The rate for snowboarding injuries appears to have increased to 6.97 from 3.37 per 1,000 visits from 10 years ago. It is also important to understand that the pattern of injury is quite different. Snowboarders typically injure wrists (20% of all injuries) or ankles (10% of all injuries) whereas skiers typically injure knees (30% of all injuries).
Have some ski injuries increased?
The most significant upward trend in ski injuries since the early 1970s, according to a study by the University of Vermont Department of Orthopedics, is in ACL injuries, or injuries to the anterior cruciate ligament of the knees, which crosses the knee at a diagonal angle underneath the kneecap.
What do ski areas do to address the safety issue of skiing?
Mountain resorts expend tremendous energy and expense educating their guests about skier and snowboarder safety. NSAA and its member areas officially endorse the "Your Responsibility Code," the seven slope safety points. Below are some of the many slope safety campaigns.
General Ski Safety Tips
Before skiing is the right time to check your gear. Skis should be turned and bottoms repaired. Check your boots for proper binding fit and sole wear. Boots and binding must work smoothly as a unit. Pitting and wear along the boot's sole can interfere with the release mechanisms. Your bindings are the most important part of your equipment, and they should be replaced every 3-4 years. Have your bindings' release checked by a qualified technician. The leg you save could be your own.
If renting, check your equipment before heading up the lift. Be sure you understand how this equipment works because the equipment may be different from your own or different from another ski resort’s rentals.
Dress in Layers:
Mountain weather is unpredictable. Start with long underwear and thermal socks. Wearing a turtleneck under a sweater, along with a ski suit or parka, will allow you to shed layers if you get too warm. A hat is vital. About 30% of heat loss comes from the head. Mittens are warmer than gloves.
Use Sunblock and Wear Glasses
It's important to use a sunblock cream because the sun's intensity increases in thin air. Goggles or UV filtering sunglasses prevent snow blindness on bright days and increases visibility on cloudy days.
Warm Up Before the First Run
Just as with any exercise, warm ups are important before skiing to prevent injuries. Jogging in place and jumping jacks get cold muscles moving and ready for activity. Make sure to stretch calves, hamstrings and low back muscles.
Take Ski Lessons
Your time on the mountain will be more enjoyable the better you ski. Learning to ski, and skiing better, will also make your experience safer. A qualified instructor will help you with technique and is paid to be patient and helpful, unlike some spouses or friends.
Know the Rules About Food and Drink
Before skiing, eat a good nutritious breakfast. During the day on the slopes, drink plenty of fluids since dehydration is common at high altitudes. Alcohol and drugs are unsafe anywhere but even more so while skiing because they increase fatigue and make skiers more prone to the cold.
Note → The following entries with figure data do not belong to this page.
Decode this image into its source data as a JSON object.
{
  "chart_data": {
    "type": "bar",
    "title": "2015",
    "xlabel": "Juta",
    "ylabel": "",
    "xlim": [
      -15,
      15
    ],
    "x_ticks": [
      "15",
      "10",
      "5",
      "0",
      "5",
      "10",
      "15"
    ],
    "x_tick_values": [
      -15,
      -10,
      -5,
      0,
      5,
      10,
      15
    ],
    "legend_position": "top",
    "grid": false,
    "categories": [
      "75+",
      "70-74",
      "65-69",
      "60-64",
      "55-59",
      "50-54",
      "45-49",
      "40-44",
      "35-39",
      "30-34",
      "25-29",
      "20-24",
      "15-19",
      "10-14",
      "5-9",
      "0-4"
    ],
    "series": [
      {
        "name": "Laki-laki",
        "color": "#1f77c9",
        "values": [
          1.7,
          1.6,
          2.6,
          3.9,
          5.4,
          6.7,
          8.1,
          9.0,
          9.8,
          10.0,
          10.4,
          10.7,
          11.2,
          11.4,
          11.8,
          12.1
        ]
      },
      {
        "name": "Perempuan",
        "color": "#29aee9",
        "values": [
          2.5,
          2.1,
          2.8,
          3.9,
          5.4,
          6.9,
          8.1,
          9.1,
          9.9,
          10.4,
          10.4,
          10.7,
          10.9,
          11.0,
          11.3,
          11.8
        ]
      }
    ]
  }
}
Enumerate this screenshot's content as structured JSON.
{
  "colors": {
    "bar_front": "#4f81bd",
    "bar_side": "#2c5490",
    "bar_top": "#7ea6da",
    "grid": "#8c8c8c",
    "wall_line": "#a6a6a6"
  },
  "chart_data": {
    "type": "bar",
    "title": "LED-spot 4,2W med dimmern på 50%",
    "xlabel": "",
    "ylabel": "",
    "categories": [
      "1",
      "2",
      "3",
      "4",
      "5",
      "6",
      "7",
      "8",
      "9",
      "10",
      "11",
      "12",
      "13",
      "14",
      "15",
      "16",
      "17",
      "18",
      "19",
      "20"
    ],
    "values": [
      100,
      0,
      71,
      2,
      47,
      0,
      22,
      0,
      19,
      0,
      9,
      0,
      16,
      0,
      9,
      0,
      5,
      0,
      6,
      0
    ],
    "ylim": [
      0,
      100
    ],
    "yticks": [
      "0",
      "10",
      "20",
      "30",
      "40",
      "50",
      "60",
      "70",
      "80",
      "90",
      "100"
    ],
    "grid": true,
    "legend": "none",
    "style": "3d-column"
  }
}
Don't Start on the Hardest Run
Take a couple of runs on the easy slopes first to loosen up before tackling harder runs. Also, remember to ski in control. Many serious accidents are the results of collisions caused by out-of-control skiing.
Don't Be Afraid to Say No
Your friends say "go." You think "no." Don't get talked into skiing a slope that's too difficult for you. Take your time. Go at your own pace, and challenge you skiing abilities only when you are ready. Don’t stop to rest in dangerous places! This includes lift exits, blind spots where approaching skiers cannot see you in advance or narrow places where all people on the run must pass. At high altitude, it is very important to keep properly hydrated.
Don't Take the Last Run
Your last run of the day is typically the most dangerous and the time when most accidents occur. Tired muscles won't respond as quickly, daylight becomes flat and obstacles are harder to see. If you feel tired, don't chance an accident that can ruin an entire ski trip.